J. Lacan, Le Séminaire, Livre XI, Les quatre concepts fondamentaux de la psychanalyse, Paris, Ed. du Seuil, 1973 - - J. Lacan, Le Séminaire, Livre X, L’Angoisse, 1963 - J. Lacan, Encore, Paris, Seuil, 1975 - Ph. Julien, L’étrange jouissance du prochain : éthique et psychanalyse, Paris, Rivages, 1995 - A. Badiou, Conditions, Paris, Seuil, 1992

 

 

Pourquoi la jouissance devrait-elle “condescendre” au désir si ce n’est pour descendre du pic où on la suppose, en ce point de réel inaccessible à l’être parlant, aussi bien impossible à formuler qu’à soutenir ? “Condescendre” est le mot juste puisqu’il souligne ici un mouvement réciproque entre le désir et la jouissance, mais aussi une circularité entre celle-ci et l’amour dès lors que la jouissance amoureuse se retourne inévitablement en amour de la jouissance.
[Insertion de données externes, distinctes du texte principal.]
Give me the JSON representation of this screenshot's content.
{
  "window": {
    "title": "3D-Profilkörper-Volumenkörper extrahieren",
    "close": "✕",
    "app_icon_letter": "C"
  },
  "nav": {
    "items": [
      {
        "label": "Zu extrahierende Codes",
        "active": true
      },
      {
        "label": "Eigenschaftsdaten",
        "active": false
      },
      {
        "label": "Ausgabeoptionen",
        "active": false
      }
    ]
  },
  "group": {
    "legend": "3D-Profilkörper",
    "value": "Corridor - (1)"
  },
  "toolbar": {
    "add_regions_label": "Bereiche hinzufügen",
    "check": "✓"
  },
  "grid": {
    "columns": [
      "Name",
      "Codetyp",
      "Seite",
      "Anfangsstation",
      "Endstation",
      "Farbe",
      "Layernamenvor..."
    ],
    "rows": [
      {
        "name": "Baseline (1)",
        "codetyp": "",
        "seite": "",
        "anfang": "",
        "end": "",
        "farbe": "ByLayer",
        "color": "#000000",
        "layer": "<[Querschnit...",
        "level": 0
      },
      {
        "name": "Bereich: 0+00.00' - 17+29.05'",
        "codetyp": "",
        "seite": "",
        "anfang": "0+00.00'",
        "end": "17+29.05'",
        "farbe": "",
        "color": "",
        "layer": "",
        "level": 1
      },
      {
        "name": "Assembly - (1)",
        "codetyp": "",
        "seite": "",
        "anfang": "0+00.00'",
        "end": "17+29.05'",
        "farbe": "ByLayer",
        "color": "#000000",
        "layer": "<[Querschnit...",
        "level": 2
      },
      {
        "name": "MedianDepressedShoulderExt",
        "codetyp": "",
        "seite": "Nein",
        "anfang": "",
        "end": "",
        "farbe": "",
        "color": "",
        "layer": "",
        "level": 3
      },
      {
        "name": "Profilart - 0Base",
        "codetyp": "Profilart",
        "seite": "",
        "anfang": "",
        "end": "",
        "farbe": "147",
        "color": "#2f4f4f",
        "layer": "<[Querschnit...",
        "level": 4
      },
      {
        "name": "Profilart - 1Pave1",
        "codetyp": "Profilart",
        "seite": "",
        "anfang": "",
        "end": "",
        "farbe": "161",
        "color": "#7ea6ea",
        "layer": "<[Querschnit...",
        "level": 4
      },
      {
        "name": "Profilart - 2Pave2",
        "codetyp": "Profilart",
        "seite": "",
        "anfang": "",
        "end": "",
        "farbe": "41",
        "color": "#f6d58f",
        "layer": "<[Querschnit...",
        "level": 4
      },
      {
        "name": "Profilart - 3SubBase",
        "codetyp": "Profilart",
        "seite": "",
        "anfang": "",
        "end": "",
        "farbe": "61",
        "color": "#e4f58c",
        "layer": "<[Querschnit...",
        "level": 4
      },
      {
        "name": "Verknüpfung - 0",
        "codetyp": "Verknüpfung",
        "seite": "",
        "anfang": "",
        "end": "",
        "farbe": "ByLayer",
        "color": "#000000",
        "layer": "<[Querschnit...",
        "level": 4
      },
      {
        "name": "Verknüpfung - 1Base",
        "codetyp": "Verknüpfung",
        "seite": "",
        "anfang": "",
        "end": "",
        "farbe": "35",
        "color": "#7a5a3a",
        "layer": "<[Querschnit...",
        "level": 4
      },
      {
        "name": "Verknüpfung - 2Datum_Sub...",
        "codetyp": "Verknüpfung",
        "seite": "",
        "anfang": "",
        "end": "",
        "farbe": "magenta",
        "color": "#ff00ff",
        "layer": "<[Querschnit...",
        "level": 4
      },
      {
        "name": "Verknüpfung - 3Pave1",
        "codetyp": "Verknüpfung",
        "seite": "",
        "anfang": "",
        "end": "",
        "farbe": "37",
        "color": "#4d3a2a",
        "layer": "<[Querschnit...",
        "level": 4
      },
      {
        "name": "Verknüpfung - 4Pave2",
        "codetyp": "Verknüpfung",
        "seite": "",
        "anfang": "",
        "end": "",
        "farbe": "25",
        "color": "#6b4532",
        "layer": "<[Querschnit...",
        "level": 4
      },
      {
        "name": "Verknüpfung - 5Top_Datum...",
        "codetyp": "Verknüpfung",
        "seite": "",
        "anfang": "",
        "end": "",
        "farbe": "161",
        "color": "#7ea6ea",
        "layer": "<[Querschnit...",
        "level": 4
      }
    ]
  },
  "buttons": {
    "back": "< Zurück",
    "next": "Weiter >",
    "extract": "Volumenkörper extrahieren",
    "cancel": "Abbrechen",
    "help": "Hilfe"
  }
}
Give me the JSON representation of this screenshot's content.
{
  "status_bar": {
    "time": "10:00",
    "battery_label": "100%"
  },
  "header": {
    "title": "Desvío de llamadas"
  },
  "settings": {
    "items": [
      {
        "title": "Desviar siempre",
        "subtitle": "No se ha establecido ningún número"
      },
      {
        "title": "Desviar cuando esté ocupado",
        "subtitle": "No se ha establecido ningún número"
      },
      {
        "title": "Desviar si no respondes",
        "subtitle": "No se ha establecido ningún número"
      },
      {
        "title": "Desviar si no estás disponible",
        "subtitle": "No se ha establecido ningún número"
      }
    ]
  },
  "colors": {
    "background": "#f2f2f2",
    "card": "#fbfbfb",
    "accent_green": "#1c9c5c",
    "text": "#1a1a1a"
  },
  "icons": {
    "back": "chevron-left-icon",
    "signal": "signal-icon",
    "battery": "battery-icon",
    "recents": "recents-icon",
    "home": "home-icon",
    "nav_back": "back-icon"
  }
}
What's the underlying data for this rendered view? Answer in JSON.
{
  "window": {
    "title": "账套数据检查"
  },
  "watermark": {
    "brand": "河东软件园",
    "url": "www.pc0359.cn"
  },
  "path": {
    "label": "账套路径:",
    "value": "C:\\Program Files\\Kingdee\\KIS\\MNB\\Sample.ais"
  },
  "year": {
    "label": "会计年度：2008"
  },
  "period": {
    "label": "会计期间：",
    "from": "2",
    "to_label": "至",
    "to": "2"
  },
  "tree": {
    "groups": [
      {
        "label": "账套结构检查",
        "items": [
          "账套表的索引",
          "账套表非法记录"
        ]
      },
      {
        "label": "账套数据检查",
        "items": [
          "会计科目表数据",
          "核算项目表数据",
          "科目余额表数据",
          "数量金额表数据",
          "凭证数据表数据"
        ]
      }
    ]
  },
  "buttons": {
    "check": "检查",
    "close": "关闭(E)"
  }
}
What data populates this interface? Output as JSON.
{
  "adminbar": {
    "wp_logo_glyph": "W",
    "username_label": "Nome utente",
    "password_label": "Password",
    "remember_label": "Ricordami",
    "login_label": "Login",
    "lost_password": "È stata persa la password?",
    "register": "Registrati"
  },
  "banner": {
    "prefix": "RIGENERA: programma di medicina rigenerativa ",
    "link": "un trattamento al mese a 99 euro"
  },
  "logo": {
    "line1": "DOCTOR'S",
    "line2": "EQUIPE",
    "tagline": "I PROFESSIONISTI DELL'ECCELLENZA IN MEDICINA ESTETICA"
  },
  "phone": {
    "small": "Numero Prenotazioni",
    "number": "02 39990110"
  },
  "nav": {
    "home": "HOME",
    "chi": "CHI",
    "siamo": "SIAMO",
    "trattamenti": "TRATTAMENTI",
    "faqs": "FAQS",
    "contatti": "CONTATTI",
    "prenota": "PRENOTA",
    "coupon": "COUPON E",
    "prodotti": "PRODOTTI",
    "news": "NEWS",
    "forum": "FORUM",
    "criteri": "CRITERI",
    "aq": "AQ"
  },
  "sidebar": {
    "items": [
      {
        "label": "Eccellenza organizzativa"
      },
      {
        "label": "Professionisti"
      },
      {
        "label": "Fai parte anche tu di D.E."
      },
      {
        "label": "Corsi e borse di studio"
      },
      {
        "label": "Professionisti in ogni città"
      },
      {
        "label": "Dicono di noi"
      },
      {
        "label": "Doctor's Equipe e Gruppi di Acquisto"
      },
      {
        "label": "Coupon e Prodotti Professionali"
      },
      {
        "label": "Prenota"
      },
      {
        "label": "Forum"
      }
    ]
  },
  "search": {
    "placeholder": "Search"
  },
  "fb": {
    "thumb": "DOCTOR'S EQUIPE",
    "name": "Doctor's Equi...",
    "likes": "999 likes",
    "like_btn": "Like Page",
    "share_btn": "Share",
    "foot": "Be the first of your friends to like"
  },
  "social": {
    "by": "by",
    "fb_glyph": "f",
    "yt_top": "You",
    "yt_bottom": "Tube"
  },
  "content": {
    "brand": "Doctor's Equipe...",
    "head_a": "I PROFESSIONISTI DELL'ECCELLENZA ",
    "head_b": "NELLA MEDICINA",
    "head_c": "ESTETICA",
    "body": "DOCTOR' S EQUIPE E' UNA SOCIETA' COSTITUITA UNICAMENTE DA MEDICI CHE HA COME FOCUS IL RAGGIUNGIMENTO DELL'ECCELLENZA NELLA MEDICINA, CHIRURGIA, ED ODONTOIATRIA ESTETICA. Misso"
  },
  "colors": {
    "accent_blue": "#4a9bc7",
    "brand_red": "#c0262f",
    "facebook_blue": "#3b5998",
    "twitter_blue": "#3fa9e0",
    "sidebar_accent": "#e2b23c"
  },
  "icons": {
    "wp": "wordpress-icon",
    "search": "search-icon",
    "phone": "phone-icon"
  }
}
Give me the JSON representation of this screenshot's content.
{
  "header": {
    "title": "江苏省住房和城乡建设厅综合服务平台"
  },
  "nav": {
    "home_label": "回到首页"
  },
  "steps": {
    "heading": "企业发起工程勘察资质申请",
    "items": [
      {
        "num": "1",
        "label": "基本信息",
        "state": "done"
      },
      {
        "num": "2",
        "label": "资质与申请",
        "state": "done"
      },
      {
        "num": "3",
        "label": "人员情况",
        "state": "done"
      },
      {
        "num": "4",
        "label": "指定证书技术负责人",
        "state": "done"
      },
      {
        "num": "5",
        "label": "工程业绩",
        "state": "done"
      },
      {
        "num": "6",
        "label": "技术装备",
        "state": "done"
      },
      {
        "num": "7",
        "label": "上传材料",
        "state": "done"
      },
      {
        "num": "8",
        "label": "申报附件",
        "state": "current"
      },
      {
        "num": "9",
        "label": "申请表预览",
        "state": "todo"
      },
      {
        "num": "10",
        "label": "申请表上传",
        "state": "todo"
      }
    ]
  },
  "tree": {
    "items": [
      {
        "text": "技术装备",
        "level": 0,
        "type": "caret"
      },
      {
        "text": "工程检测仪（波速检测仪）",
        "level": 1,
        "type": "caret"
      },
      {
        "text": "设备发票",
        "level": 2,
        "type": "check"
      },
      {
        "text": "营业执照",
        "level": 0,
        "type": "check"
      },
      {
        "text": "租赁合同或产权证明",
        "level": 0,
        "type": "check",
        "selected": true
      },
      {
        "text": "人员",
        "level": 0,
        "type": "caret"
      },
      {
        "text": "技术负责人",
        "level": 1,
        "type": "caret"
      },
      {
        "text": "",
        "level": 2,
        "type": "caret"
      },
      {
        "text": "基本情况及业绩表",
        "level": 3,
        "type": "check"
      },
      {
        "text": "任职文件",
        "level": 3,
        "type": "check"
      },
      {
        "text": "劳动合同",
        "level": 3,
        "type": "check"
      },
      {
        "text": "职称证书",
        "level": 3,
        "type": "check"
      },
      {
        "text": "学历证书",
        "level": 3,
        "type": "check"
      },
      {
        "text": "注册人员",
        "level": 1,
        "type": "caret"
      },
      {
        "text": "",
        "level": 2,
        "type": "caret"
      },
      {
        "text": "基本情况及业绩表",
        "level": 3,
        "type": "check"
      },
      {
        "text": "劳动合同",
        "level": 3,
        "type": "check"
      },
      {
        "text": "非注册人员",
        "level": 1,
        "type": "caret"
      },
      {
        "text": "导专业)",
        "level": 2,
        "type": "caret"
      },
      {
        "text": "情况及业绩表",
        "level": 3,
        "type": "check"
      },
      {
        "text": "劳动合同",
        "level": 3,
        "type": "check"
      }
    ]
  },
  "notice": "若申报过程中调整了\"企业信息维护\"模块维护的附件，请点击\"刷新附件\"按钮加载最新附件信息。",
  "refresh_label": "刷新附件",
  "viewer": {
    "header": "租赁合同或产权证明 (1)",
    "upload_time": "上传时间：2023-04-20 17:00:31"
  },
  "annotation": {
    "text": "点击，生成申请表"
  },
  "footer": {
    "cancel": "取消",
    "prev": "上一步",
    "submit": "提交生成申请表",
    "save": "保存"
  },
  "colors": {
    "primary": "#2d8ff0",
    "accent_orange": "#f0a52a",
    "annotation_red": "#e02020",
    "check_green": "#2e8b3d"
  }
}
Lacan s’en tient à ce mixte de jouissance et d’amour, structuré en dernier ressort par le désir ; au contraire nous affirmerons la réalité d’une jouissance de l’amour, puis la condition réelle et non objectivée de l’aimé.

L’amour supplée à l’inexistence du rapport sexuel, selon Lacan, d’être un rapport de reconnaissance entre deux savoirs inconscients. L’impasse du rapport sexuel tient à la répartition des rôles entre un pôle masculin ordinairement pervers qui ramène l’Autre à l’objet, et un pôle féminin attestant d’une “autre jouissance” dont on ne peut cependant rien dire. Ce dont témoigne l’amour, ce à quoi il s’éprouve, n’est pas autre chose que cette impasse comme la condition d’une passe nouvelle, un passage à l’autre qui est écriture à même les marques et les signes de l’exil “sexuel” de chacun. L’amour est la jouissance de l’impasse de la jouissance. “N’est-ce pas dire, écrit Lacan, que c’est seulement par l’affect qui résulte de cette béance que quelque chose se rencontre, qui peut varier infiniment quant au niveau du savoir, mais qui, un instant, donne l’illusion que le rapport sexuel cesse de ne pas s’écrire ? (...) Le déplacement de la négation, du cesse de ne pas s’écrire au ne cesse pas de s’écrire, de la contingence à la nécessité, c’est là le point de suspension à quoi s’attache tout amour" (Lacan, Encore, p. 132). Le mot “suspension” pourrait s’appliquer à un amour de type platonique et contemplatif, aux antipodes de la conception de Lacan ; ici il a manifestement le sens de “différance” voire d’“amortissement” entre l’insoutenable de la jouissance et la dure réalité du désir. Le savoir amoureux fait littéralement office de support pour un ininscriptible rapport sexuel. Ce qu’on appelle les “rapports amoureux” servent ainsi à “supporter” l’absence de jouissance de l’Autre, mais on va voir que cette fonction support est autant assumée par le désir et surtout par son objet. C’est bien pourquoi Lacan affirme que la jouissance doit condescendre au désir via l’amour. Mais l’objet lui-même possède un double statut, comme “cause du désir” et comme “plus-de-jouir”, de sorte qu’il est tout à fait possible de prétendre que c’est plutôt au désir de condescendre à la jouissance, du moins en tant que jouissance d’objet. La fonction de l’amour étant alors d’orienter le désir, à partir de l’absence de la Chose maternelle, vers l’objet ‘a’ de substitution et le plus-de-jouir. Autrement dit le ternaire jouissance-amour-désir suggère une circulation signifiante alternée, de la jouissance au désir et du désir à la jouissance.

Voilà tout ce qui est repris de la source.